Vers deux heures du matin le foyer lumineux reparut, non moins intense, à cinq milles au vent de l’Abraham-Lincoln. Malgré la distance, malgré le bruit du vent et de la mer, on entendait distinctement les formidables battements de queue de l’animal et jusqu’à sa respiration haletante. Il semblait qu’au moment où l’énorme narval venait respirer à la surface de l’océan, l’air s’engouffrait dans ses poumons, comme fait la vapeur dans les vastes cylindres d’une machine de deux mille chevaux.

« Hum ! pensai-je, une baleine qui aurait la force d’un régiment de cavalerie, ce serait une jolie baleine ! »

On resta sur le qui-vive jusqu’au jour, et l’on se prépara au combat. Les engins de pêche furent disposés le long des bastingages. Le second fit charger ces espingoles qui lancent un harpon à une distance d’un mille, et de longues canardières à balles explosives dont la blessure est mortelle, même aux plus puissants animaux. Ned Land s’était contenté d’affûter son harpon, arme terrible dans sa main.

A six heures, l’aube commença à poindre, et avec les premières lueurs de l’aurore disparut l’éclat électrique du narval. A sept heures, le jour était suffisamment fait, mais une brume matinale très épaisse rétrécissait l’horizon, et les meilleures lorgnettes ne pouvaient la percer. De là, désappointement et colère.

Je me hissai jusqu’aux barres d’artimon. Quelques officiers s’étaient déjà perchés à la tête des mâts.

A huit heures, la brume roula lourdement sur les flots, et ses grosses volutes se levèrent peu à peu. L’horizon s’élargissait et se purifiait à la fois.

Soudain, et comme la veille, la voix de Ned Land se fit entendre.

« La chose en question, par bâbord derrière ! » cria le harponneur.

Tous les regards se dirigèrent vers le point indiqué.

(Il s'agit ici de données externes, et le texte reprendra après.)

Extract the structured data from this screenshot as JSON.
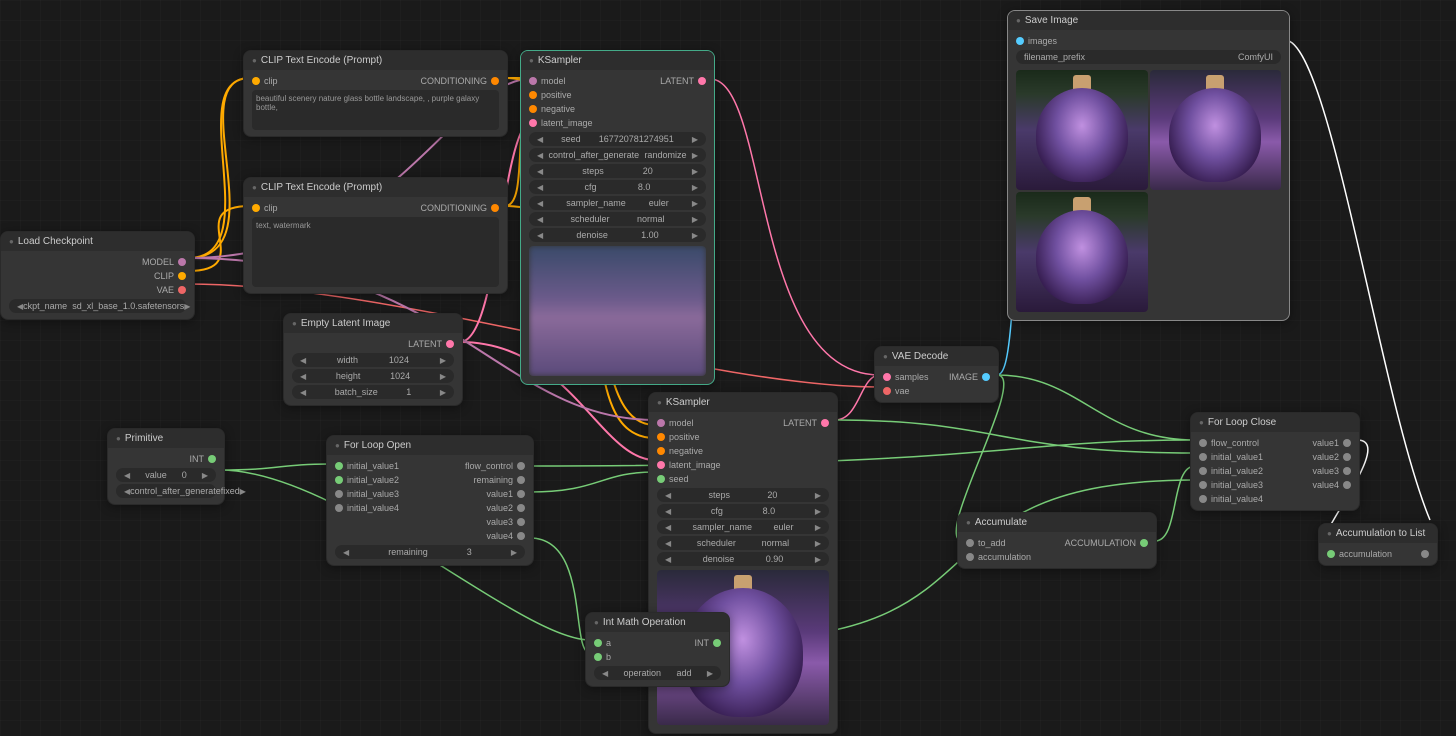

Là, à un mille et demi de la frégate, un long corps noirâtre émergeait d’un mètre au-dessus des flots. Sa queue, violemment agitée, produisait un remous considérable. Jamais appareil caudal ne battit la mer avec une telle puissance. Un immense sillage, d’une blancheur éclatante, marquait le passage de l’animal et décrivait une courbe allongée.

La frégate s’approcha du cétacé. Je l’examinai en toute liberté d’esprit. Les rapports du Shannon et de l’Helvetia avaient un peu exagéré ses dimensions, et j’estimai sa longueur à deux cent cinquante pieds seulement. Quant à sa grosseur, je ne pouvais que difficilement l’apprécier; mais, en somme, l’animal me parut être admirablement proportionné dans ses trois dimensions.